- Location: Chelan County, Washington, United States
- Coordinates: 47°39′13″N 120°56′22″W﻿ / ﻿47.6537191°N 120.9393131°W
- Primary outflows: Unnamed
- Basin countries: United States
- Surface area: 1.6 acres (0.0065 km^{2})
- Surface elevation: 5,794 ft (1,766 m)

= Lower Florence Lake =

Lake in Washington, United States

Lower Florence Lake is a freshwater lake located on the west skirt of Ladies Peak and Cape Horn, and North of Grindstone Mountain, in Chelan County, Washington. The lake is a popular area for hiking, swimming, and fishing cutthroat trout.
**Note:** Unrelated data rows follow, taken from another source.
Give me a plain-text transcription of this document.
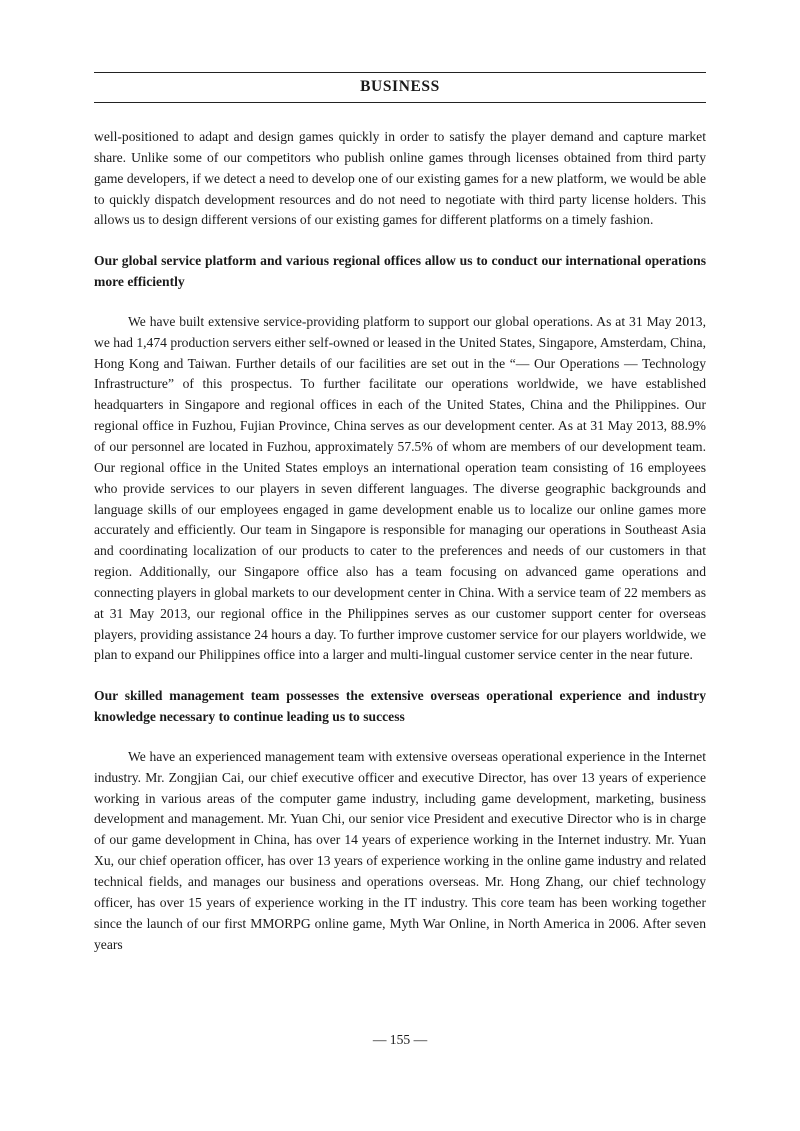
BUSINESS

well-positioned to adapt and design games quickly in order to satisfy the player demand and capture market share. Unlike some of our competitors who publish online games through licenses obtained from third party game developers, if we detect a need to develop one of our existing games for a new platform, we would be able to quickly dispatch development resources and do not need to negotiate with third party license holders. This allows us to design different versions of our existing games for different platforms on a timely fashion.

Our global service platform and various regional offices allow us to conduct our international operations more efficiently

We have built extensive service-providing platform to support our global operations. As at 31 May 2013, we had 1,474 production servers either self-owned or leased in the United States, Singapore, Amsterdam, China, Hong Kong and Taiwan. Further details of our facilities are set out in the “— Our Operations — Technology Infrastructure” of this prospectus. To further facilitate our operations worldwide, we have established headquarters in Singapore and regional offices in each of the United States, China and the Philippines. Our regional office in Fuzhou, Fujian Province, China serves as our development center. As at 31 May 2013, 88.9% of our personnel are located in Fuzhou, approximately 57.5% of whom are members of our development team. Our regional office in the United States employs an international operation team consisting of 16 employees who provide services to our players in seven different languages. The diverse geographic backgrounds and language skills of our employees engaged in game development enable us to localize our online games more accurately and efficiently. Our team in Singapore is responsible for managing our operations in Southeast Asia and coordinating localization of our products to cater to the preferences and needs of our customers in that region. Additionally, our Singapore office also has a team focusing on advanced game operations and connecting players in global markets to our development center in China. With a service team of 22 members as at 31 May 2013, our regional office in the Philippines serves as our customer support center for overseas players, providing assistance 24 hours a day. To further improve customer service for our players worldwide, we plan to expand our Philippines office into a larger and multi-lingual customer service center in the near future.

Our skilled management team possesses the extensive overseas operational experience and industry knowledge necessary to continue leading us to success

We have an experienced management team with extensive overseas operational experience in the Internet industry. Mr. Zongjian Cai, our chief executive officer and executive Director, has over 13 years of experience working in various areas of the computer game industry, including game development, marketing, business development and management. Mr. Yuan Chi, our senior vice President and executive Director who is in charge of our game development in China, has over 14 years of experience working in the Internet industry. Mr. Yuan Xu, our chief operation officer, has over 13 years of experience working in the online game industry and related technical fields, and manages our business and operations overseas. Mr. Hong Zhang, our chief technology officer, has over 15 years of experience working in the IT industry. This core team has been working together since the launch of our first MMORPG online game, Myth War Online, in North America in 2006. After seven years

— 155 —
Lower Florence Lake is located further down the slope from Upper Florence Lake, approximately 15 miles west of the city of Leavenworth. Self-issued Alpine Lake Wilderness permit is required for transit within the Lake Alice area.
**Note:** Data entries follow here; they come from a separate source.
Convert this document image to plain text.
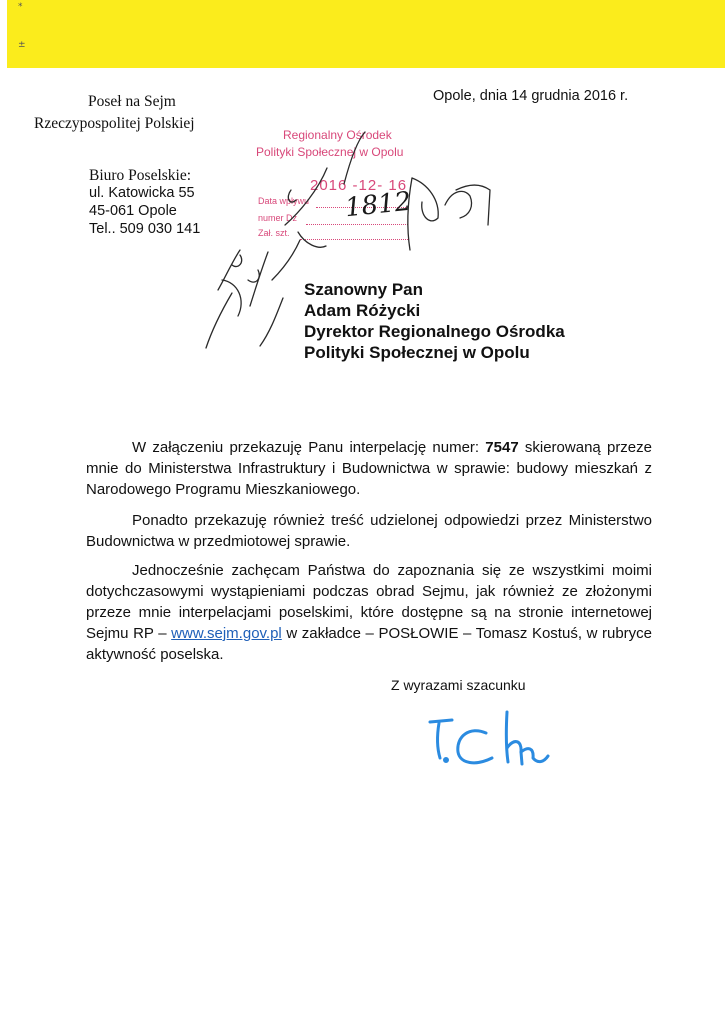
*
±
Poseł na Sejm
Rzeczypospolitej Polskiej
Biuro Poselskie:
ul. Katowicka 55
45-061 Opole
Tel.. 509 030 141
Opole, dnia 14 grudnia 2016 r.
Regionalny Ośrodek
Polityki Społecznej w Opolu
2016 -12- 16
Data wpływu
numer Dz
Zał. szt.
1812
Szanowny Pan
Adam Różycki
Dyrektor Regionalnego Ośrodka
Polityki Społecznej w Opolu

W załączeniu przekazuję Panu interpelację numer: 7547 skierowaną przeze mnie do Ministerstwa Infrastruktury i Budownictwa w sprawie: budowy mieszkań z Narodowego Programu Mieszkaniowego.

Ponadto przekazuję również treść udzielonej odpowiedzi przez Ministerstwo Budownictwa w przedmiotowej sprawie.

Jednocześnie zachęcam Państwa do zapoznania się ze wszystkimi moimi dotychczasowymi wystąpieniami podczas obrad Sejmu, jak również ze złożonymi przeze mnie interpelacjami poselskimi, które dostępne są na stronie internetowej Sejmu RP – www.sejm.gov.pl w zakładce – POSŁOWIE – Tomasz Kostuś, w rubryce aktywność poselska.

Z wyrazami szacunku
Along with neighboring lakes, Lake Florence was given its name by Albert Hale Sylvester, a topographer for the United States Geological Survey working throughout the North Cascades National Park Complex sometime between 1949 and 1957.

==Access==
The foot trail starts at the Chatter Creek Trailhead at the end of USFS Road 7609 on the north shore of Icicle Creek. Chatter Creek Trail #1580 is approximately 5.5 miles long and travels fairly closely to the course of Chatter Creek. The trail leads past Lake Sylvester and Lake Alice reaching and joining Icicle Ridge Trail #1580 on the north skirt of Grindstone mountain. Upper Florence Lake is located just under the main trail along the summit of Icicle Ridge, west out of the junction with Chatter Creek Trail. Icicle Ridge Trail shortly afterward will bend left straight towards Upper Florence Lake over Mary ridge approximately 3/4 mile down the slope. Lower Florence Lake is further down the skirt of the ridge.
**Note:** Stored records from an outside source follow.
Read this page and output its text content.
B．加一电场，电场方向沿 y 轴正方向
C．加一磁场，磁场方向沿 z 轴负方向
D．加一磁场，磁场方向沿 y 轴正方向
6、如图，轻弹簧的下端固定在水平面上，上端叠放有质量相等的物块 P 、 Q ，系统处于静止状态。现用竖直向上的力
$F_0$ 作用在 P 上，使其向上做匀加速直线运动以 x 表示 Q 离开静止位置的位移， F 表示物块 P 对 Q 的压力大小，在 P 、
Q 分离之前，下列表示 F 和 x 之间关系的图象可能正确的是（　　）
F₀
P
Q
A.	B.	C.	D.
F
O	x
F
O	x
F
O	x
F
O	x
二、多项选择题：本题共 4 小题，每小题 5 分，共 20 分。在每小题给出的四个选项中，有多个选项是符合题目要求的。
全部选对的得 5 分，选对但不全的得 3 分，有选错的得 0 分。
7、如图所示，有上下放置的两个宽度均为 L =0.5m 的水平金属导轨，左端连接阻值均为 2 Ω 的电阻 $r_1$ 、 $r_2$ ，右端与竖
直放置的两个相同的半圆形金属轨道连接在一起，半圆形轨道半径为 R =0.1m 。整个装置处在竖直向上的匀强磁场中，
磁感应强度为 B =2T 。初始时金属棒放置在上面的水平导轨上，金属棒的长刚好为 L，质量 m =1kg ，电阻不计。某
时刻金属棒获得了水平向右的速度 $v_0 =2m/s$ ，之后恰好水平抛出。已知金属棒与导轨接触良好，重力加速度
Campsites are located along the first few miles of Chatter Creek Trail until the trail becomes more forested around the bowls formed for Lakes Sylvester and Alice. Self-issued Alpine Lake Wilderness permit required for transit within the Grindstone Mountain area and can be obtained at the Chatter Creek Trailhead and the Campground past the Guard station.

Access to Icicle Ridge Trail can also be gained by Fourth of July Trail #1579 and from the Icicle Ridge Trailhead off Icicle Road in the city of Leavenworth.